В ЧЕМ ОЧАРОВАНИЕ РУССКОЙ ЛИТЕРАТУРЫ XIX ВЕКА?
(Речь, произнесенная в Москве 22 октября 1911 г. на праздновании столетнего юбилея Общества Любителей Российской Словесности).
Есть вопросы, к которым неизбежно и постоянно возвращается литературная мысль. С большею или меньшею интенсивностью, но возвращается.
К числу их принадлежит вопрос о том, что такое собственно литература? В чем ея содержание, в каком направлении она шла, в каком должна (!) итти? Вполне понятен этот интерес. Самоопределение — всегда одна ив самых жгучих задач для всего не окаменевшего, для всего, в чем бьется жизнь. В русской литературе уже лет 80, как идут разговоры о назначении литературы. Жгуче переживали эти вопросы Пушкин, Белинский; небывалого напряжения достигли они в эпоху 60-х годов, в эпоху „разрушения эстетики". И, то замирая, то вновь вспыхивая, шли разговоры о назначении искусства и литературы и в 70-х, и в 80-х, и в 90-х годах. Сейчас мы тоже переживаем период весьма пристального внимания к тому же основному вопросу: чем быть литературе? Но особенность настоящего момента в том, что переживает эти муки самоопределения не столько боевая критика, сколько несравненно менее волновавшийся раньше стан историков литературы.
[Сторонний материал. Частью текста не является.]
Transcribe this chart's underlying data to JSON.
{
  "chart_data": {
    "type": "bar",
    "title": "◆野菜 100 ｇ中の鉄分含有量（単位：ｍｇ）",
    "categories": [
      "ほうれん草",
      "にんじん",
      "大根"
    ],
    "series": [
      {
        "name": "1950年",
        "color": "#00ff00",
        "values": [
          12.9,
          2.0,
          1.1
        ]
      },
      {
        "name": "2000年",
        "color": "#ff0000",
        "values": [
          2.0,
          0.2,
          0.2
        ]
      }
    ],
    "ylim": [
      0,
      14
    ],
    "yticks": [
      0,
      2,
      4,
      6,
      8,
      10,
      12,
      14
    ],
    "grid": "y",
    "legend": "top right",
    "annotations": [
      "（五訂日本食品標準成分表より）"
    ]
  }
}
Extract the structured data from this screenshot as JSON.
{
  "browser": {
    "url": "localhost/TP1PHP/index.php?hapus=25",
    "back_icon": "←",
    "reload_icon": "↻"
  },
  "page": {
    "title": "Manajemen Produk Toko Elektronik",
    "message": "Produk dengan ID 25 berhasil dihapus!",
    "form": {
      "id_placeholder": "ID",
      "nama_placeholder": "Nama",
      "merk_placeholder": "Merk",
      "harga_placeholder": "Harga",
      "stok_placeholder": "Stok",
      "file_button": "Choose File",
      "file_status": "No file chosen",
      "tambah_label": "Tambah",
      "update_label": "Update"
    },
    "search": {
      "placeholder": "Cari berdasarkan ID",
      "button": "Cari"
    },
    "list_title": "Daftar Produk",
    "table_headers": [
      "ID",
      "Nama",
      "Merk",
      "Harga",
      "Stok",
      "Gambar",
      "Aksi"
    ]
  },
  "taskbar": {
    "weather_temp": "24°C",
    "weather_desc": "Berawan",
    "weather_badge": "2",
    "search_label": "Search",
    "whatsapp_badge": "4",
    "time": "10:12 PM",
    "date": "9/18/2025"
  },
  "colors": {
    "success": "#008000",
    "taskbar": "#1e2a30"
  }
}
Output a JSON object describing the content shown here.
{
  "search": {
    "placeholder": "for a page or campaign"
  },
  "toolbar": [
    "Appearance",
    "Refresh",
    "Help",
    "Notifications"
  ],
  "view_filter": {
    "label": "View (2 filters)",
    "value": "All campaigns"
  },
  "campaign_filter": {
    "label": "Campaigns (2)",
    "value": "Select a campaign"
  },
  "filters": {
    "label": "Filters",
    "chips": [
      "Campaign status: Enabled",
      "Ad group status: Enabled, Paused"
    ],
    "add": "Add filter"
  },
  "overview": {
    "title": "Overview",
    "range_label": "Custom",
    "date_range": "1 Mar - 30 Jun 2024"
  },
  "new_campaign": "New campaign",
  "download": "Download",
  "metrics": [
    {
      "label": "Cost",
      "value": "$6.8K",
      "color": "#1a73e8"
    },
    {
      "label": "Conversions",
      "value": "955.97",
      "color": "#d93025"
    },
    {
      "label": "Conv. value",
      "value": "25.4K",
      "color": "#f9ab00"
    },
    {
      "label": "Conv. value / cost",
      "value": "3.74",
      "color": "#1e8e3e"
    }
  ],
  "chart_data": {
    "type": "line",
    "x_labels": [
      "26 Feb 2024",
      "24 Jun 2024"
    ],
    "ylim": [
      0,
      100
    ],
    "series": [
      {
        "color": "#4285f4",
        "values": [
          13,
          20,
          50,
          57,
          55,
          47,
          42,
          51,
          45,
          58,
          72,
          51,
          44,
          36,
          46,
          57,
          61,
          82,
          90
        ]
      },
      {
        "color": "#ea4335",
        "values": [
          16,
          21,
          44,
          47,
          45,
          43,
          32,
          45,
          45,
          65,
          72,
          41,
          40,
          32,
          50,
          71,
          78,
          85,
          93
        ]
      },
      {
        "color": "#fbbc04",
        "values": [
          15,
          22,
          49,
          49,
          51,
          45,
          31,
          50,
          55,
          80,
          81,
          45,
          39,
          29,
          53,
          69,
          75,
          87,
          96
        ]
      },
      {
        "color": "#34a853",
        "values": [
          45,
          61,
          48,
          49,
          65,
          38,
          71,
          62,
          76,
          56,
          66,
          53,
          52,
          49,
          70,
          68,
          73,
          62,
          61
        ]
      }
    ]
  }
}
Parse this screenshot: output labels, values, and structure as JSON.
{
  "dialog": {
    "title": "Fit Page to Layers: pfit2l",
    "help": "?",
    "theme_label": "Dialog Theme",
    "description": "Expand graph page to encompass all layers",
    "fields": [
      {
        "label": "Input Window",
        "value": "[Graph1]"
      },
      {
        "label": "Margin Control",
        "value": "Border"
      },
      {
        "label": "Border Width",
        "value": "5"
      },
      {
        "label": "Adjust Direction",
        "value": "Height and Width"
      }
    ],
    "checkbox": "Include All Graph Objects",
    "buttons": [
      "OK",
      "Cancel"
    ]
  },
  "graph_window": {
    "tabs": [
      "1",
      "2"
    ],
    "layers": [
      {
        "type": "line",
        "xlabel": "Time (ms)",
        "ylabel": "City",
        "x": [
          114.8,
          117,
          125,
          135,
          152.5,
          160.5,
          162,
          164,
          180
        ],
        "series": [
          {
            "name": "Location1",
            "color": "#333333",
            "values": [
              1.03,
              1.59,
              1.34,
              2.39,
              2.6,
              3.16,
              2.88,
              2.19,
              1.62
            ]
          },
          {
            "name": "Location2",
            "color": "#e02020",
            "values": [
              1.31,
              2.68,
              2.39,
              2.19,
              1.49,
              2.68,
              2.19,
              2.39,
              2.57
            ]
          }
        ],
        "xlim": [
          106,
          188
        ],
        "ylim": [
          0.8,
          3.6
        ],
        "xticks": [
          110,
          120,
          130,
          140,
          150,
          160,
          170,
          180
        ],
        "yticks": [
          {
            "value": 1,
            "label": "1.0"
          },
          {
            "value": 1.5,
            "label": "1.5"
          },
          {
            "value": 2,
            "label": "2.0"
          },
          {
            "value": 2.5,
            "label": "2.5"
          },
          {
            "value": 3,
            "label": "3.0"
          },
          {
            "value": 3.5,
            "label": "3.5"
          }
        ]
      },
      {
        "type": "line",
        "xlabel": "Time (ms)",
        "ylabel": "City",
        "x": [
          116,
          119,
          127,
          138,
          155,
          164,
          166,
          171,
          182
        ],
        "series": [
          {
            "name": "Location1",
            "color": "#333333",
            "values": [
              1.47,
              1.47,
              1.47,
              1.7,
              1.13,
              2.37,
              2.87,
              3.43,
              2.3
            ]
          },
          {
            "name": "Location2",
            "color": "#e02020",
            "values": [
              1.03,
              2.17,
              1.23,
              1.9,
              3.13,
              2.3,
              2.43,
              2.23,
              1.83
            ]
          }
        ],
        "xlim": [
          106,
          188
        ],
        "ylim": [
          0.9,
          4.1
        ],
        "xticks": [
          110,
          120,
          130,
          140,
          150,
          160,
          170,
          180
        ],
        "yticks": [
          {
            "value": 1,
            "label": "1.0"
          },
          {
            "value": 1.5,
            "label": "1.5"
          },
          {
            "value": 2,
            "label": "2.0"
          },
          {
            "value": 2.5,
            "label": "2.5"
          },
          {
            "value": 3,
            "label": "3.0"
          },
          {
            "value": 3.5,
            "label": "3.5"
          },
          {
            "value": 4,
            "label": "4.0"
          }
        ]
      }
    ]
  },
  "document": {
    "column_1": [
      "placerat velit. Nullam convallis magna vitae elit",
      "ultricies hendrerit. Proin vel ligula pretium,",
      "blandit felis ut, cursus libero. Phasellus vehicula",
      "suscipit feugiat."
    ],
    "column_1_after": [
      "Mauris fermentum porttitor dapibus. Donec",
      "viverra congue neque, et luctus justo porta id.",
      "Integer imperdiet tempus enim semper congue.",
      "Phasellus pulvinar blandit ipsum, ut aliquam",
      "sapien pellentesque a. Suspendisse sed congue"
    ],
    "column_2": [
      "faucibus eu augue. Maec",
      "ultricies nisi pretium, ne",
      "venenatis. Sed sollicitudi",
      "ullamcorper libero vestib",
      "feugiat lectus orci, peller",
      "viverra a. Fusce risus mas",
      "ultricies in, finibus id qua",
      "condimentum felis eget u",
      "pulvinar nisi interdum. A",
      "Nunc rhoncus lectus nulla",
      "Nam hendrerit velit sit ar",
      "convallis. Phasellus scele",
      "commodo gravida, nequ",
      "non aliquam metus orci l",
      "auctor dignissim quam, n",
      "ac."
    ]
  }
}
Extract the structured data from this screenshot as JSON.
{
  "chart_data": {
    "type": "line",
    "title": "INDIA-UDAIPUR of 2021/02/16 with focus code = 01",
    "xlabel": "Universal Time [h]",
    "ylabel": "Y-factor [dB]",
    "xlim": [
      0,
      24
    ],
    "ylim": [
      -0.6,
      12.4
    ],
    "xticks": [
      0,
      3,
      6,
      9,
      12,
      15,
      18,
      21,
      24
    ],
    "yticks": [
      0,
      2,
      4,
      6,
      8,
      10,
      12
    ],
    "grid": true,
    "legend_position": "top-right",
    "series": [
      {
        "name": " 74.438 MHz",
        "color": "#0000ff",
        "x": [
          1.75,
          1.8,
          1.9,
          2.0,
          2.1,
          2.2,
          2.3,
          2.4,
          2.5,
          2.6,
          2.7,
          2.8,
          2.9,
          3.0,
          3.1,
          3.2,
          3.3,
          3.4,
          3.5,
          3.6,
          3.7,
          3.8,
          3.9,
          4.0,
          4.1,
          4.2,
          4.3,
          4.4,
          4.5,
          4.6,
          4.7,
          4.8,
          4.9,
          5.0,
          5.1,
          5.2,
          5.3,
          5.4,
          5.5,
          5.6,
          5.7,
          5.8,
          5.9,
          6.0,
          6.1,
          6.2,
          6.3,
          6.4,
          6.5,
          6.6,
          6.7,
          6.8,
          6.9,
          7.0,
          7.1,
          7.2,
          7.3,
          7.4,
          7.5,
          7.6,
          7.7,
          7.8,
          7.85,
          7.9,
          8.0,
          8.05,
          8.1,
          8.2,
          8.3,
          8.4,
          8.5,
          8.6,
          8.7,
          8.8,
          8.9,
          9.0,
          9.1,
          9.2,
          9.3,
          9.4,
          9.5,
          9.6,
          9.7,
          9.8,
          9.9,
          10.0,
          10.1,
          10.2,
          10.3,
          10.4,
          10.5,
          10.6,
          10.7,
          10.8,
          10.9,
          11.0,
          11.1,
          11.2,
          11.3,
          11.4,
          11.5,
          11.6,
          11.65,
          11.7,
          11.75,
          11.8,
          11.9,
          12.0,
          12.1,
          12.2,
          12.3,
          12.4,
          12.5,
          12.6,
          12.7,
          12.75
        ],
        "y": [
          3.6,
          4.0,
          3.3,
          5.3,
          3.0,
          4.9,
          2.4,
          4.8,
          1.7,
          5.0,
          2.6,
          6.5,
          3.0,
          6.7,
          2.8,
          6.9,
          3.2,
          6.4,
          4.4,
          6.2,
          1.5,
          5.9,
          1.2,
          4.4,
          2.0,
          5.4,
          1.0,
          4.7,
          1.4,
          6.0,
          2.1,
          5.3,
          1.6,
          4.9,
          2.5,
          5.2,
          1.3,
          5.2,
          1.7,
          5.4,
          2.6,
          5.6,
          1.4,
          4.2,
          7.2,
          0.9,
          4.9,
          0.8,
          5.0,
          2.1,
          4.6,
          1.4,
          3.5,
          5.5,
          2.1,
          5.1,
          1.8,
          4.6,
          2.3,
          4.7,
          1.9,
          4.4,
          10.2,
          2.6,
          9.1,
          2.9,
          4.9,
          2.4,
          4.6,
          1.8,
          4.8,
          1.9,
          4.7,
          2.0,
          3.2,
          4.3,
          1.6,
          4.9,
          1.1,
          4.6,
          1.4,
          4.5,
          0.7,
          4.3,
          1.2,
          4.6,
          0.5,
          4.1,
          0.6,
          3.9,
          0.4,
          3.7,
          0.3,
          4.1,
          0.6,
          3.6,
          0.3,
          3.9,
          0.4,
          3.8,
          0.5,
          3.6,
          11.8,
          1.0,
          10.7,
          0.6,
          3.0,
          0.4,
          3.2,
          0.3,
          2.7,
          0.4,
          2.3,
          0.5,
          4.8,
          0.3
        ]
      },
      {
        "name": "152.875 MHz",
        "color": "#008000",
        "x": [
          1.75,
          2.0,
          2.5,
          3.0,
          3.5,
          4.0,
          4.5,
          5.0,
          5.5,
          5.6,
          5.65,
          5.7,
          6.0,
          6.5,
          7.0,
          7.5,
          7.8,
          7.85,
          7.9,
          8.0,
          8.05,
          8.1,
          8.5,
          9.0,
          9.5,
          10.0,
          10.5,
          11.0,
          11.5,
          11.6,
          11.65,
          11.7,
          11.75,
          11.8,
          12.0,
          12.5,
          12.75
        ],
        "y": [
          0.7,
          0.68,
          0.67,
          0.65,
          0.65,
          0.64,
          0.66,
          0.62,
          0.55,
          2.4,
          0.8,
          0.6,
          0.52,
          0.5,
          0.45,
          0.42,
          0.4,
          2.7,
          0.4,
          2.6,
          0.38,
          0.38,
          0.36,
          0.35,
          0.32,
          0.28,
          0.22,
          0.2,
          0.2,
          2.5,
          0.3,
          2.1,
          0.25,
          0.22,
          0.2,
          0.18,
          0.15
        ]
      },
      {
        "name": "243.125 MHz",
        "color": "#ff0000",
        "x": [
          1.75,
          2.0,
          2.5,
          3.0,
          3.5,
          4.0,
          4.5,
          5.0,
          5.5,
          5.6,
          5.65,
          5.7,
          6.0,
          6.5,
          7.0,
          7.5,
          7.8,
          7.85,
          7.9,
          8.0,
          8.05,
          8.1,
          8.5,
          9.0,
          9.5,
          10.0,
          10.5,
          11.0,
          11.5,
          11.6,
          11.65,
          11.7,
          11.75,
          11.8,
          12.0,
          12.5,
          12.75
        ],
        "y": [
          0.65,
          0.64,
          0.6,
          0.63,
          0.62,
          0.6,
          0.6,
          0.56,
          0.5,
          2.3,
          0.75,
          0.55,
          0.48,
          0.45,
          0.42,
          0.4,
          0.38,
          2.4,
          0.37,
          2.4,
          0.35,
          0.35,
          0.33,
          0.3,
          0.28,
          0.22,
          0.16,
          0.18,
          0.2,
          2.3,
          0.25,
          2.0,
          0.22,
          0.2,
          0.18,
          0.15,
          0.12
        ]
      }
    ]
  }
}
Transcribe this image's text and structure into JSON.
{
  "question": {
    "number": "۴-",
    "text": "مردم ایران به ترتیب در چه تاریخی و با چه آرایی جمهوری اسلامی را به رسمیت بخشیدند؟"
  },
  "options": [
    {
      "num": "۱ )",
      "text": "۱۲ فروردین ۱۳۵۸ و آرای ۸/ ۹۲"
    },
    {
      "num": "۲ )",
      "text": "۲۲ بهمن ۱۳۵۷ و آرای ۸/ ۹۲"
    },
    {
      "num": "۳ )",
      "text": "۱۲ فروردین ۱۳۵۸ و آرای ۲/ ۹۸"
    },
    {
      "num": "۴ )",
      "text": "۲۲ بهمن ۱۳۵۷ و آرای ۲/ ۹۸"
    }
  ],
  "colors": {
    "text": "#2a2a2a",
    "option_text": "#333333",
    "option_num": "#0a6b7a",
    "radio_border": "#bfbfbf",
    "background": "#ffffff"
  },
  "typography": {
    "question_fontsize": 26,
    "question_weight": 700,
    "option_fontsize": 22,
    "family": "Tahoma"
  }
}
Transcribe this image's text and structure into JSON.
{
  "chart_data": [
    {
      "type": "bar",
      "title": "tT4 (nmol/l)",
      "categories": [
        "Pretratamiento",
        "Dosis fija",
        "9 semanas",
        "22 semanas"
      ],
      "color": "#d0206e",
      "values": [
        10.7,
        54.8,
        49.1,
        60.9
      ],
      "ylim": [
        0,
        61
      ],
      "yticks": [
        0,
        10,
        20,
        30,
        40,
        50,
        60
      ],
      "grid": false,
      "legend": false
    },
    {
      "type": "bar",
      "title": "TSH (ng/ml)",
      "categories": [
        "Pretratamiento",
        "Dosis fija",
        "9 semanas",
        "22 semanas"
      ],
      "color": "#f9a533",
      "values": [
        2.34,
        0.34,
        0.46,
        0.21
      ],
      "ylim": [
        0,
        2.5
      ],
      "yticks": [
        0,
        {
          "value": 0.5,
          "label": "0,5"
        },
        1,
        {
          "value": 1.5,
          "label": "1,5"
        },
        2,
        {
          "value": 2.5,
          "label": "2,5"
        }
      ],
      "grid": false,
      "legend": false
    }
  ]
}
Еще очень недавно, лет 15 тому назад, у нас прочно установился тот тип истории литературы, который создан Гервинусом, Гетнером, Тэном. Задачи истории литературы казались весьма ясными и определенными. Литература находится в теснейшей связи с общею духовною жизнью страны;
задача историка литературы вскрыть эту связь. Философия, политика, общественность, так или иначе затрагивают всякого мыслящего человека; художника, хотя талант есть нечто из области подсознательного, никак из разряда мыслящих людей не исключишь. Не может он, значит, уйти из-под влияния того, что вокруг него кипит и бурлит, не может так или иначе не реагировать. Его можно поэтому понять только как часть всего умственного брожения его эпохи. Wer deu Dieliter will verstehen, Muss in Diehters Lande gehen.
сказал уже более 100 лет тому назад немецкий поэт. Но теперь этот старый тип истории литературы переживает несомненный кризис. Происходит переоценка ценностей, выдвинуты новые приемы историко-литературного исследования. Среди исследователей нашей литературы всего менее господствует единство метода, и можно отметить ряд групп, подходящих к делу изучения нашего литературного прошлого с совершенно разными приемами. А самое главное,— с совершенно разными представлениями о том, что есть литература. Суммарным будет разделение современных историков литературы на индивидуалистов и общественников. Часть индивидуалистов просто интересует только писатель сам по себе, вне связи с окружающею средою, но часть воинственно, намеренно и сознательно изгоняет изучение среды из поля зрения исследователя литературных явлений. Их интересует только художественный субстрат. Они убеждены, что эволюция литературы, как таковой, есть только эволюция формы. А есть и такие, что не только не считают общественность фактором, сколько-нибудь содействующим пониманию писателя, а относятся к ней, как к чему-то совершенно постороннему и затемняющему. По их мнению, гений и общество всегда враждебны друг другу, гений всегда опережает общество и, нарушая косность его душевного покоя, по самой сущности своей, ему противоположен. И все вместе, индивидуалисты считают введение общественности в историю литературы даже своего рода фальсификациею. Таков стан индивидуалистов.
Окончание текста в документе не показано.